PPS spokespeople did not respond to a request for comment. In a staff memo dated Nov. 25, Superintendent Dr. Kimberlee Armstrong wrote that staff recommend the approval of the Procedeo contract, writing that the district followed a standard and competitive RFP process “to select the most qualified firm.” (In winning, Procedeo beat out two local competitors, both with offices in Lake Oswego.)
The district initially brought in Procedeo in June on a $149,500 contract, just under the spending threshold that would require School Board approval, asking the firm to produce a comprehensive report outlining steps to streamline Jefferson’s construction and realize cost savings. That report, which WW obtained on Nov. 12, proposed shaving an entire year off the high school’s opening date by readying the bottom two floors for student use. It presented two other strategies that the district has previously rejected and notably did not estimate the costs of such a proposal.

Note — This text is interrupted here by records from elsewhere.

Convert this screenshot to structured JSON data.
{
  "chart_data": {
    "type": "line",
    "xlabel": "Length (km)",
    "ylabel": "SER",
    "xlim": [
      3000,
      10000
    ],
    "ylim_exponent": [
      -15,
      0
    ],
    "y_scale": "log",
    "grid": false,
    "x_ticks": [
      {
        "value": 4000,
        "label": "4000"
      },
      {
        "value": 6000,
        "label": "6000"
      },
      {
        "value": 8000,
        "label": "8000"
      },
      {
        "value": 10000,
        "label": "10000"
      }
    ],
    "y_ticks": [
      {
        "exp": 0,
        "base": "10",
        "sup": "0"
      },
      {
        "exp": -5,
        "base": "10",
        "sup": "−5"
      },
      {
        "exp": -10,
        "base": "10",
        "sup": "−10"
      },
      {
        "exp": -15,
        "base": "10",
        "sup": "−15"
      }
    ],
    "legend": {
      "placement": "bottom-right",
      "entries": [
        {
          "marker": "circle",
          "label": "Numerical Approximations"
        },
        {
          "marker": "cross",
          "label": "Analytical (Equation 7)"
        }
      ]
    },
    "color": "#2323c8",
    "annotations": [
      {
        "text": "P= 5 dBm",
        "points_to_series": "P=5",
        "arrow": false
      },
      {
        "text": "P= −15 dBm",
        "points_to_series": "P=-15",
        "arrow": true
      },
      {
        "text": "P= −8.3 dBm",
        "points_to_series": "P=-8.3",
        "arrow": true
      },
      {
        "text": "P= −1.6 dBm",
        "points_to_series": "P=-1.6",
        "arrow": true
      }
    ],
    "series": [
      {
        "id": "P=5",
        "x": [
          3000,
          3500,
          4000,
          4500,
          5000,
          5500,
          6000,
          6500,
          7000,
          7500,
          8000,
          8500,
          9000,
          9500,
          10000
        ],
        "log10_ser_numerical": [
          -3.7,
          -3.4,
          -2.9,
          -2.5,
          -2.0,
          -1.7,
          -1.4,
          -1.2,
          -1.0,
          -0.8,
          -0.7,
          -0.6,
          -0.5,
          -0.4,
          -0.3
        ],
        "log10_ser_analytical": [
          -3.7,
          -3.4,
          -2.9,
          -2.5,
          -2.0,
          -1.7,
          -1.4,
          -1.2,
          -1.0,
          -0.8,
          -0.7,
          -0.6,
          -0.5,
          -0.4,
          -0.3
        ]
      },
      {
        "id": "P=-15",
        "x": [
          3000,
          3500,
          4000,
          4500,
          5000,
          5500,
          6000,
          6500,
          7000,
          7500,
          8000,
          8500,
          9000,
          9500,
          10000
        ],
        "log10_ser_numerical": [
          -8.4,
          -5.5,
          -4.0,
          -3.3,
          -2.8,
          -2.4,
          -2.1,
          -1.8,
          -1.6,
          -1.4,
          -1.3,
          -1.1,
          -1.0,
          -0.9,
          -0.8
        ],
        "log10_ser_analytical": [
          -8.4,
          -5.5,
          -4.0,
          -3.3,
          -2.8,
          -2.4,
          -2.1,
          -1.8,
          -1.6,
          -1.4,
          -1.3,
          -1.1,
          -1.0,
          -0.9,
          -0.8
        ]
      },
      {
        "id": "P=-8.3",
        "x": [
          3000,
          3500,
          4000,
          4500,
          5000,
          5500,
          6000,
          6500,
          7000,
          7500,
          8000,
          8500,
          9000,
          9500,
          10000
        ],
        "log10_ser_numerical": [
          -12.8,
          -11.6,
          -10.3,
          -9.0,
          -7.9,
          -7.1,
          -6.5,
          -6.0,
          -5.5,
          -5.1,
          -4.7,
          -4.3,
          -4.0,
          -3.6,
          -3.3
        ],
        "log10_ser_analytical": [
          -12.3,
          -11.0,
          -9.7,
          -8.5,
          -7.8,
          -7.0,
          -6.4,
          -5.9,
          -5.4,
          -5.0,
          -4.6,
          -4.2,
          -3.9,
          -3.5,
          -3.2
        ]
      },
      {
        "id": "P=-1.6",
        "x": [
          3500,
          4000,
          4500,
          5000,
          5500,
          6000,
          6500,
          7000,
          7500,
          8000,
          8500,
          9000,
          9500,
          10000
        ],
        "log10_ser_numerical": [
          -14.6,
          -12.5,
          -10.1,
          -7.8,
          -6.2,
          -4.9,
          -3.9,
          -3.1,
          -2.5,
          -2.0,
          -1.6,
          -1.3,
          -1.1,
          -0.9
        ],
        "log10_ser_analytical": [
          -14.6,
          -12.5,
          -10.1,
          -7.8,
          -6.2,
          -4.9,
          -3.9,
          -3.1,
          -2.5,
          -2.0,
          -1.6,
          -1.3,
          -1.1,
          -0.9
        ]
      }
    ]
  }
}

Still, the district in September expanded its contract with Procedeo by $487,500 to give the firm oversight through December of its Office of School Modernization, which has struggled with turnover. Back then, a couple of School Board members sounded an alarm about the lack of a competitive bidding process and hesitated to approve the contract extension, but it ultimately passed with a 6-1 vote.
The staff memo notes that Procedeo’s construction is 4% of “estimated combined remaining budgets” for the three remaining high school modernizations, construction for the Center for Black Student Excellence, and administrative oversight of OSM.
La Forte’s move to air concerns on social media raised some additional tensions between board members.
School Board member Rashelle Chase-Miller tells WW she thinks La Forte’s narrative leaves out key parts of the story, including that Procedeo has established a local office in Portland and that staff had been “very responsive” to any questions La Forte had raised.
Chase-Miller adds that while she has “a lot of respect” for the OSM team, there have been some significant delays and cost overruns on projects. “It’s important to acknowledge the challenges they’ve faced,” she says, adding the superintendent’s job is to work with all those moving parts. Not acknowledging those challenges, she says, is another glaring omission of context.
“I think board governance is most effective when it happens in the boardroom, with board members, the superintendent, staff and legal present, ensuring clarity and accuracy in what’s shared,” Chase-Miller says. “I agree wholeheartedly that the public needs access to this information, but I also believe that the public deserve the whole picture and not just the personal opinions of one board member.”
School Board Chair Eddie Wang says he doesn’t see the board as “rubber stamping” the Procedeo contract if it goes through on Tuesday. Rather, he says that if the district wants to build things on budget and on time, it will require some significant change.
“We have charged the superintendent to find ways to cut costs so we have more money for HVAC and seismic,” he says. “She is doing exactly that.”
In follow-up with WW, La Forte says she posted because she felt the tight timeline would limit the public’s “ability to be part of the feedback loop.” She says she has concerns about percentage-based pricing and is struggling with selecting a firm that doesn’t have an Oregon or West Coast base. (It does, though its presence in a coworking space in the Pearl District is relatively new in relation to Turner & Townsend Heery, the runner up firm for the contract that appealed last week, but was rejected.)
“I want to be clear that I support our superintendent; she’s navigating an intricate system and a lot of pressure,” La Forte says. “But part of our job as a Board is to ask difficult questions so the district can make the strongest possible decisions. I’m not advocating for any specific firm—just for a transparent, well supported process that gives the public a meaningful opportunity to weigh in.”